= Skypath =

System used by the NBC television network to distribute programming to affiliates

Skypath is a system the NBC television network uses to distribute satellite programming to its affiliate stations.

Launched in January 1984, Skypath (whose lead developer was Richard Edmondson at NBC's New York Rockefeller Center offices) was the first such system of its kind. Its main hub consisted of East Coast, West Coast, and affiliate feeds located on the K_{u} band RCA Satcom K2 satellite, with one C-band transponder located on RCA's now-defunct Satcom 1R. It was conceived because of concerns that the breakup of AT&T would escalate long lines rates for sending programs across the country. By 1987, the network fed 177 affiliate stations via Skypath.

In 1988, NBC began to encrypt their Skypath affiliate feeds with Leitch encryption. By the mid-1990s, such encryption was limited to NFL football games.

One of the feeds on the Skypath system was NBC Skycom, used for general internal "closed-circuit" video and news feeds between NBC and its local affiliates.
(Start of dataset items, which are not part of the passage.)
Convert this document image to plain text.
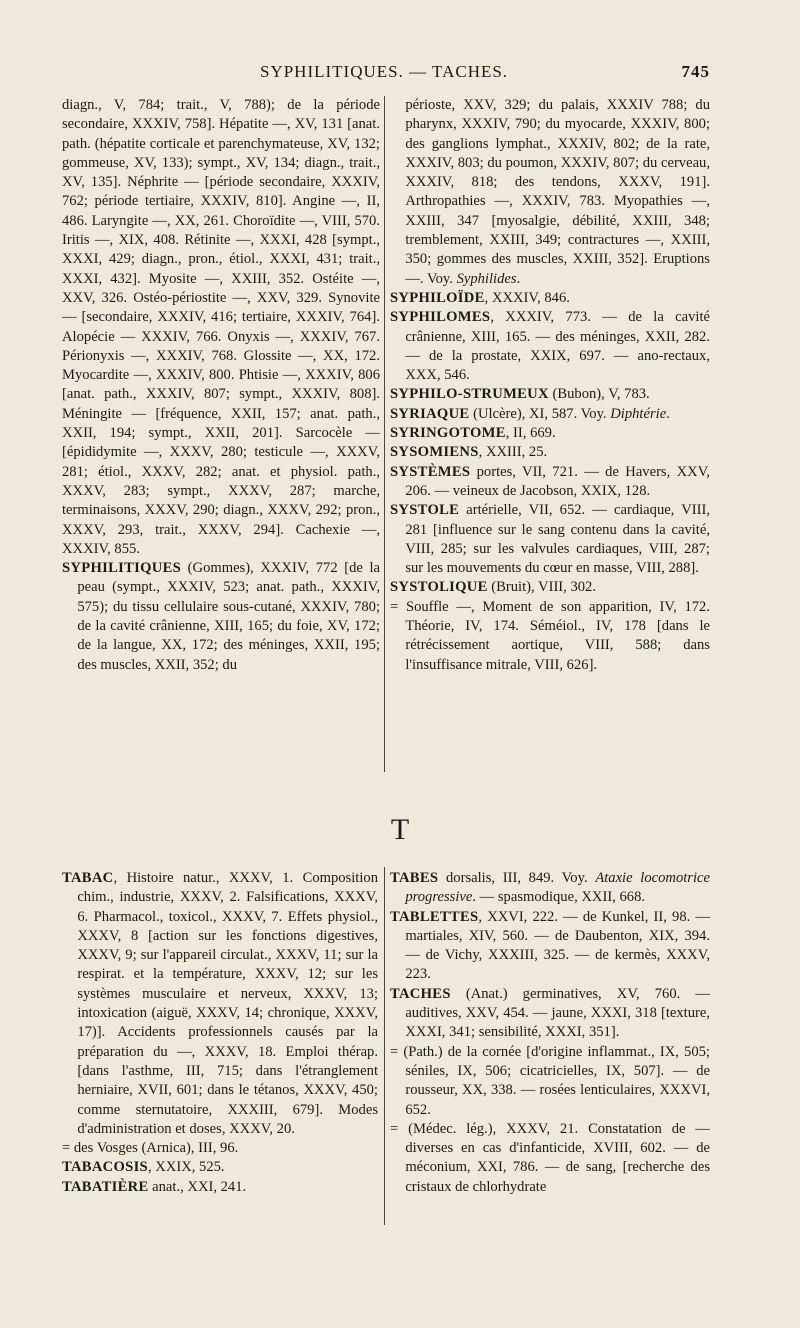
SYPHILITIQUES. — TACHES.	745

diagn., V, 784; trait., V, 788); de la période secondaire, XXXIV, 758]. Hépatite —, XV, 131 [anat. path. (hépatite corticale et parenchymateuse, XV, 132; gommeuse, XV, 133); sympt., XV, 134; diagn., trait., XV, 135]. Néphrite — [période secondaire, XXXIV, 762; période tertiaire, XXXIV, 810]. Angine —, II, 486. Laryngite —, XX, 261. Choroïdite —, VIII, 570. Iritis —, XIX, 408. Rétinite —, XXXI, 428 [sympt., XXXI, 429; diagn., pron., étiol., XXXI, 431; trait., XXXI, 432]. Myosite —, XXIII, 352. Ostéite —, XXV, 326. Ostéo-périostite —, XXV, 329. Synovite — [secondaire, XXXIV, 416; tertiaire, XXXIV, 764]. Alopécie — XXXIV, 766. Onyxis —, XXXIV, 767. Périonyxis —, XXXIV, 768. Glossite —, XX, 172. Myocardite —, XXXIV, 800. Phtisie —, XXXIV, 806 [anat. path., XXXIV, 807; sympt., XXXIV, 808]. Méningite — [fréquence, XXII, 157; anat. path., XXII, 194; sympt., XXII, 201]. Sarcocèle — [épididymite —, XXXV, 280; testicule —, XXXV, 281; étiol., XXXV, 282; anat. et physiol. path., XXXV, 283; sympt., XXXV, 287; marche, terminaisons, XXXV, 290; diagn., XXXV, 292; pron., XXXV, 293, trait., XXXV, 294]. Cachexie —, XXXIV, 855.

SYPHILITIQUES (Gommes), XXXIV, 772 [de la peau (sympt., XXXIV, 523; anat. path., XXXIV, 575); du tissu cellulaire sous-cutané, XXXIV, 780; de la cavité crânienne, XIII, 165; du foie, XV, 172; de la langue, XX, 172; des méninges, XXII, 195; des muscles, XXII, 352; du

périoste, XXV, 329; du palais, XXXIV 788; du pharynx, XXXIV, 790; du myocarde, XXXIV, 800; des ganglions lymphat., XXXIV, 802; de la rate, XXXIV, 803; du poumon, XXXIV, 807; du cerveau, XXXIV, 818; des tendons, XXXV, 191]. Arthropathies —, XXXIV, 783. Myopathies —, XXIII, 347 [myosalgie, débilité, XXIII, 348; tremblement, XXIII, 349; contractures —, XXIII, 350; gommes des muscles, XXIII, 352]. Eruptions —. Voy. Syphilides.

SYPHILOÏDE, XXXIV, 846.

SYPHILOMES, XXXIV, 773. — de la cavité crânienne, XIII, 165. — des méninges, XXII, 282. — de la prostate, XXIX, 697. — ano-rectaux, XXX, 546.

SYPHILO-STRUMEUX (Bubon), V, 783.

SYRIAQUE (Ulcère), XI, 587. Voy. Diphtérie.

SYRINGOTOME, II, 669.

SYSOMIENS, XXIII, 25.

SYSTÈMES portes, VII, 721. — de Havers, XXV, 206. — veineux de Jacobson, XXIX, 128.

SYSTOLE artérielle, VII, 652. — cardiaque, VIII, 281 [influence sur le sang contenu dans la cavité, VIII, 285; sur les valvules cardiaques, VIII, 287; sur les mouvements du cœur en masse, VIII, 288].

SYSTOLIQUE (Bruit), VIII, 302.

= Souffle —, Moment de son apparition, IV, 172. Théorie, IV, 174. Séméiol., IV, 178 [dans le rétrécissement aortique, VIII, 588; dans l'insuffisance mitrale, VIII, 626].

T

TABAC, Histoire natur., XXXV, 1. Composition chim., industrie, XXXV, 2. Falsifications, XXXV, 6. Pharmacol., toxicol., XXXV, 7. Effets physiol., XXXV, 8 [action sur les fonctions digestives, XXXV, 9; sur l'appareil circulat., XXXV, 11; sur la respirat. et la température, XXXV, 12; sur les systèmes musculaire et nerveux, XXXV, 13; intoxication (aiguë, XXXV, 14; chronique, XXXV, 17)]. Accidents professionnels causés par la préparation du —, XXXV, 18. Emploi thérap. [dans l'asthme, III, 715; dans l'étranglement herniaire, XVII, 601; dans le tétanos, XXXV, 450; comme sternutatoire, XXXIII, 679]. Modes d'administration et doses, XXXV, 20.

= des Vosges (Arnica), III, 96.

TABACOSIS, XXIX, 525.

TABATIÈRE anat., XXI, 241.

TABES dorsalis, III, 849. Voy. Ataxie locomotrice progressive. — spasmodique, XXII, 668.

TABLETTES, XXVI, 222. — de Kunkel, II, 98. — martiales, XIV, 560. — de Daubenton, XIX, 394. — de Vichy, XXXIII, 325. — de kermès, XXXV, 223.

TACHES (Anat.) germinatives, XV, 760. — auditives, XXV, 454. — jaune, XXXI, 318 [texture, XXXI, 341; sensibilité, XXXI, 351].

= (Path.) de la cornée [d'origine inflammat., IX, 505; séniles, IX, 506; cicatricielles, IX, 507]. — de rousseur, XX, 338. — rosées lenticulaires, XXXVI, 652.

= (Médec. lég.), XXXV, 21. Constatation de — diverses en cas d'infanticide, XVIII, 602. — de méconium, XXI, 786. — de sang, [recherche des cristaux de chlorhydrate
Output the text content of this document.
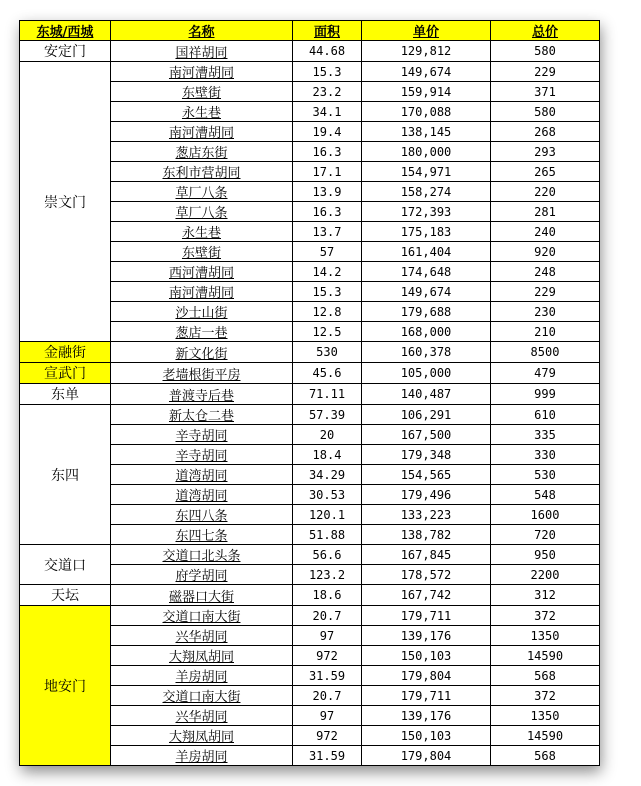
东城/西城	名称	面积	单价	总价
安定门	国祥胡同	44.68	129,812	580
崇文门	南河漕胡同	15.3	149,674	229
	东壁街	23.2	159,914	371
	永生巷	34.1	170,088	580
	南河漕胡同	19.4	138,145	268
	葱店东街	16.3	180,000	293
	东利市营胡同	17.1	154,971	265
	草厂八条	13.9	158,274	220
	草厂八条	16.3	172,393	281
	永生巷	13.7	175,183	240
	东壁街	57	161,404	920
	西河漕胡同	14.2	174,648	248
	南河漕胡同	15.3	149,674	229
	沙士山街	12.8	179,688	230
	葱店一巷	12.5	168,000	210
金融街	新文化街	530	160,378	8500
宣武门	老墙根街平房	45.6	105,000	479
东单	普渡寺后巷	71.11	140,487	999
东四	新太仓二巷	57.39	106,291	610
	辛寺胡同	20	167,500	335
	辛寺胡同	18.4	179,348	330
	道湾胡同	34.29	154,565	530
	道湾胡同	30.53	179,496	548
	东四八条	120.1	133,223	1600
	东四七条	51.88	138,782	720
交道口	交道口北头条	56.6	167,845	950
	府学胡同	123.2	178,572	2200
天坛	磁器口大街	18.6	167,742	312
地安门	交道口南大街	20.7	179,711	372
	兴华胡同	97	139,176	1350
	大翔凤胡同	972	150,103	14590
	羊房胡同	31.59	179,804	568
	交道口南大街	20.7	179,711	372
	兴华胡同	97	139,176	1350
	大翔凤胡同	972	150,103	14590
	羊房胡同	31.59	179,804	568
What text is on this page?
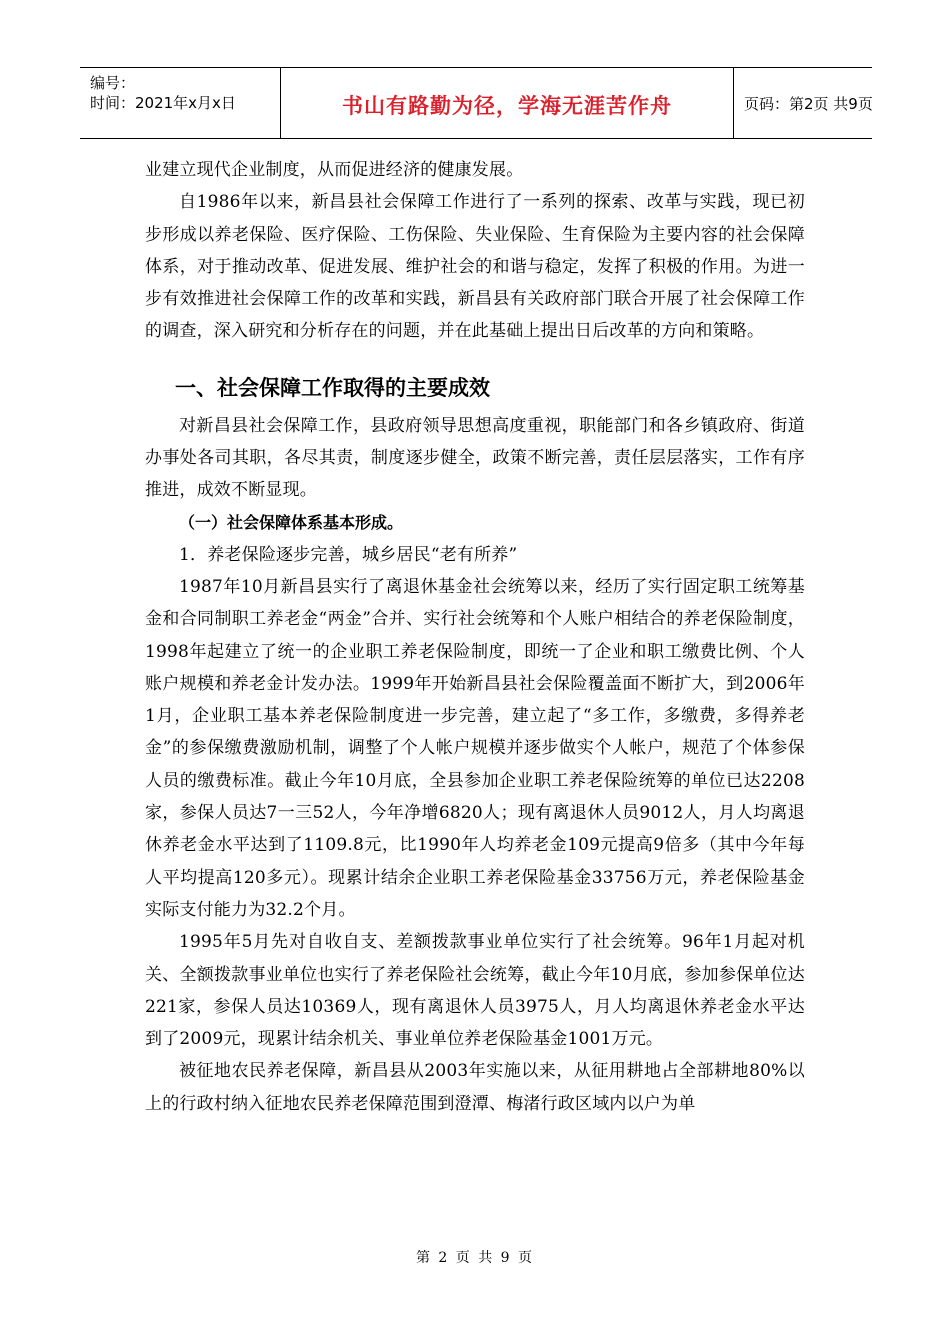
编号：
时间：2021年x月x日	书山有路勤为径，学海无涯苦作舟	页码：第2页 共9页

业建立现代企业制度，从而促进经济的健康发展。

自1986年以来，新昌县社会保障工作进行了一系列的探索、改革与实践，现已初步形成以养老保险、医疗保险、工伤保险、失业保险、生育保险为主要内容的社会保障体系，对于推动改革、促进发展、维护社会的和谐与稳定，发挥了积极的作用。为进一步有效推进社会保障工作的改革和实践，新昌县有关政府部门联合开展了社会保障工作的调查，深入研究和分析存在的问题，并在此基础上提出日后改革的方向和策略。

一、社会保障工作取得的主要成效

对新昌县社会保障工作，县政府领导思想高度重视，职能部门和各乡镇政府、街道办事处各司其职，各尽其责，制度逐步健全，政策不断完善，责任层层落实，工作有序推进，成效不断显现。

（一）社会保障体系基本形成。

1．养老保险逐步完善，城乡居民“老有所养”

1987年10月新昌县实行了离退休基金社会统筹以来，经历了实行固定职工统筹基金和合同制职工养老金“两金”合并、实行社会统筹和个人账户相结合的养老保险制度，1998年起建立了统一的企业职工养老保险制度，即统一了企业和职工缴费比例、个人账户规模和养老金计发办法。1999年开始新昌县社会保险覆盖面不断扩大，到2006年1月，企业职工基本养老保险制度进一步完善，建立起了“多工作，多缴费，多得养老金”的参保缴费激励机制，调整了个人帐户规模并逐步做实个人帐户，规范了个体参保人员的缴费标准。截止今年10月底，全县参加企业职工养老保险统筹的单位已达2208家，参保人员达7一三52人，今年净增6820人；现有离退休人员9012人，月人均离退休养老金水平达到了1109.8元，比1990年人均养老金109元提高9倍多（其中今年每人平均提高120多元）。现累计结余企业职工养老保险基金33756万元，养老保险基金实际支付能力为32.2个月。

1995年5月先对自收自支、差额拨款事业单位实行了社会统筹。96年1月起对机关、全额拨款事业单位也实行了养老保险社会统筹，截止今年10月底，参加参保单位达221家，参保人员达10369人，现有离退休人员3975人，月人均离退休养老金水平达到了2009元，现累计结余机关、事业单位养老保险基金1001万元。

被征地农民养老保障，新昌县从2003年实施以来，从征用耕地占全部耕地80%以上的行政村纳入征地农民养老保障范围到澄潭、梅渚行政区域内以户为单

第 2 页 共 9 页
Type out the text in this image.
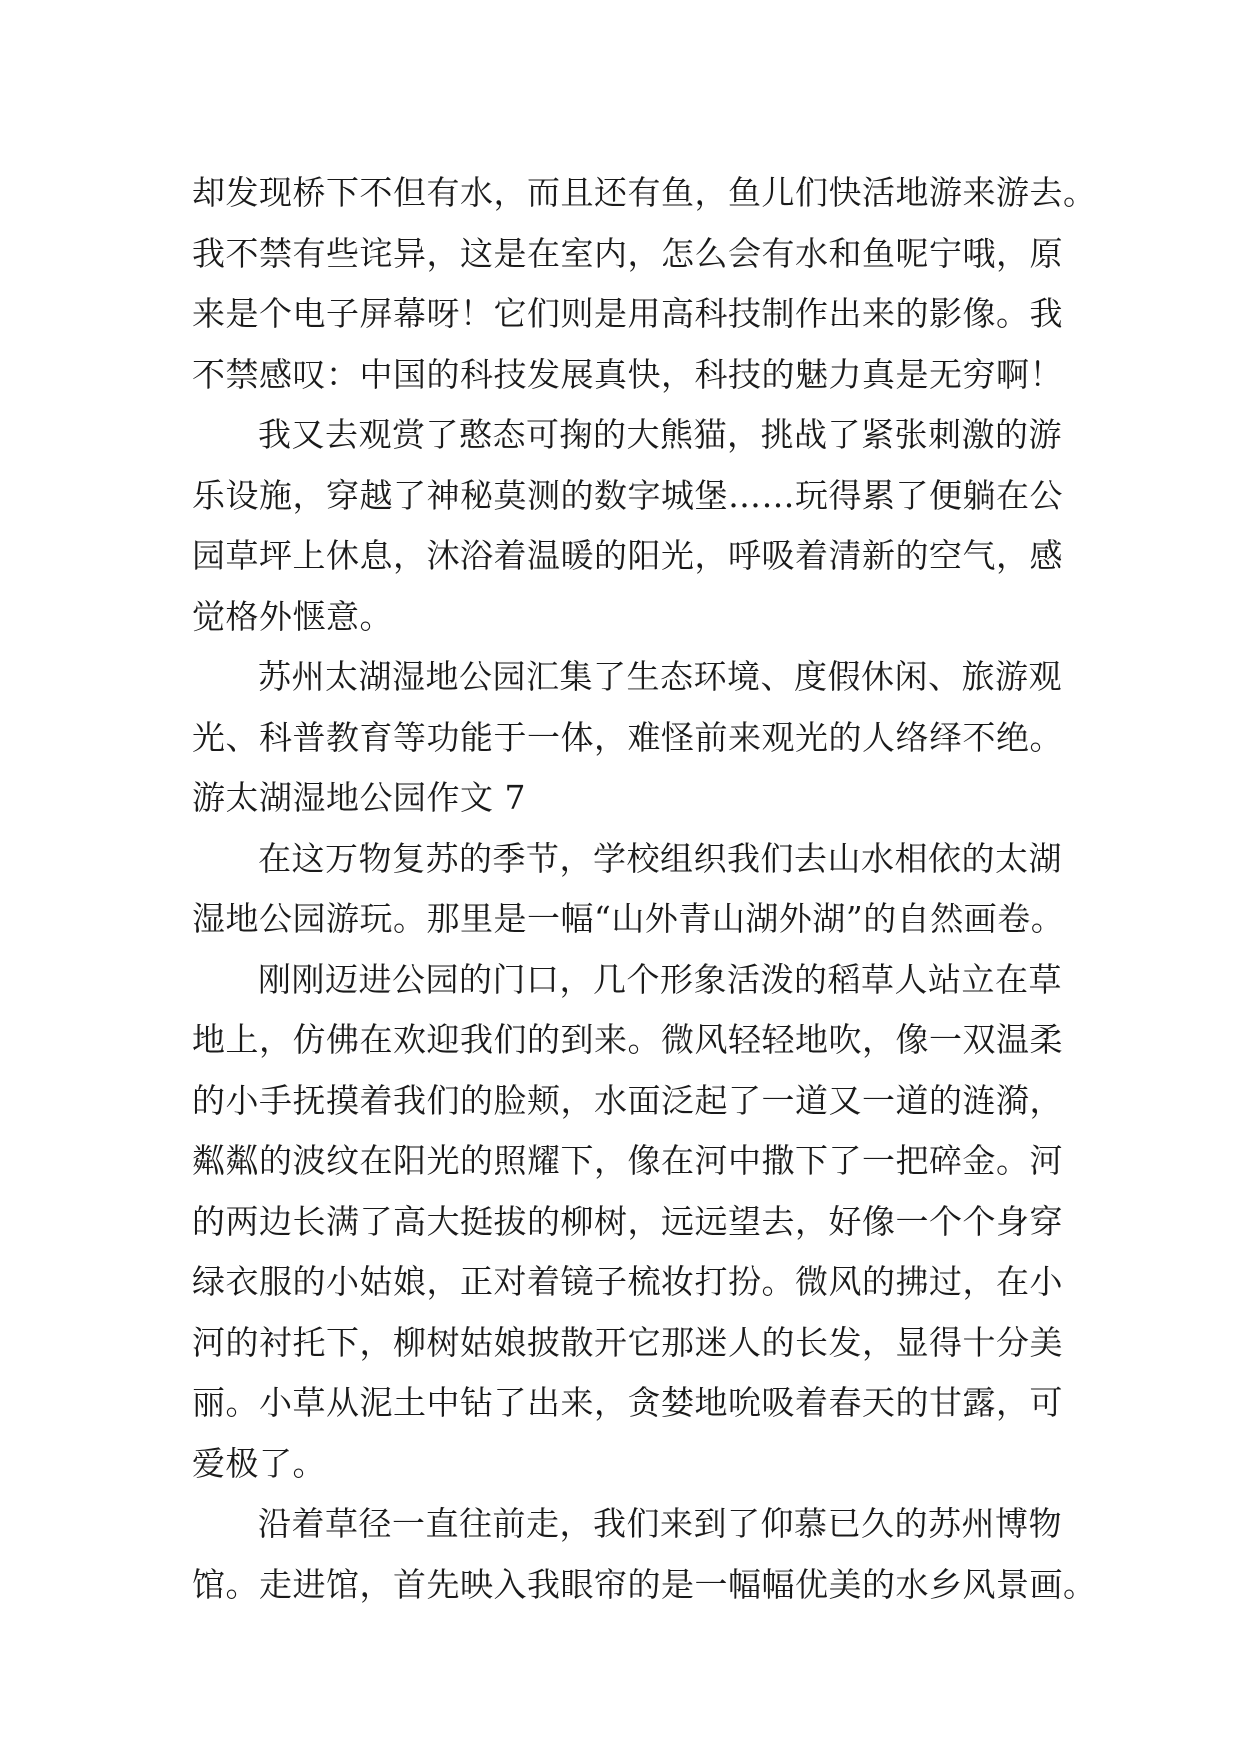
却发现桥下不但有水，而且还有鱼，鱼儿们快活地游来游去。
我不禁有些诧异，这是在室内，怎么会有水和鱼呢宁哦，原
来是个电子屏幕呀！它们则是用高科技制作出来的影像。我
不禁感叹：中国的科技发展真快，科技的魅力真是无穷啊！
我又去观赏了憨态可掬的大熊猫，挑战了紧张刺激的游
乐设施，穿越了神秘莫测的数字城堡……玩得累了便躺在公
园草坪上休息，沐浴着温暖的阳光，呼吸着清新的空气，感
觉格外惬意。
苏州太湖湿地公园汇集了生态环境、度假休闲、旅游观
光、科普教育等功能于一体，难怪前来观光的人络绎不绝。
游太湖湿地公园作文 7
在这万物复苏的季节，学校组织我们去山水相依的太湖
湿地公园游玩。那里是一幅“山外青山湖外湖”的自然画卷。
刚刚迈进公园的门口，几个形象活泼的稻草人站立在草
地上，仿佛在欢迎我们的到来。微风轻轻地吹，像一双温柔
的小手抚摸着我们的脸颊，水面泛起了一道又一道的涟漪，
粼粼的波纹在阳光的照耀下，像在河中撒下了一把碎金。河
的两边长满了高大挺拔的柳树，远远望去，好像一个个身穿
绿衣服的小姑娘，正对着镜子梳妆打扮。微风的拂过，在小
河的衬托下，柳树姑娘披散开它那迷人的长发，显得十分美
丽。小草从泥土中钻了出来，贪婪地吮吸着春天的甘露，可
爱极了。
沿着草径一直往前走，我们来到了仰慕已久的苏州博物
馆。走进馆，首先映入我眼帘的是一幅幅优美的水乡风景画。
Skycom operated in the fashion of a "video news wire" service (much in the same vein as CBS' NewsNet/NewsPath and ABC's DEF (Daily Electronic Feed) and NewsOne services) that provided news story packages and other material (such as promos, especially ones "personalized" by NBC for a local affiliate station) originated by both NBC and local NBC affiliates across the nation to be used by other affiliates.

Prior to the arrival of Skypath, NBC programming, with the exception of The Tonight Show Starring Johnny Carson, was delivered via coaxial cable and microwave transmission through the facilities of AT&T (however, NBC did have limited satellite delivery on an experimental basis via their C-band transponder on Satcom F1 beginning with the satellite's launch in 1975). Beginning in the early 1980s, The Tonight Show began satellite delivery to the East Coast.

In 1997, NBC began the transition of Skypath to digital transmission. The new system, completed in 2002, also allowed the network to send HD and regionalized feeds to the affiliates.

As of 2005, Skypath exists on the SES Americom Ku-Band AMC-1 and AMC-8 satellites, NBC having discontinued the analog C-band feed in 1998. All of the feeds are now broadcast via Digital Video Broadcasting (DVB).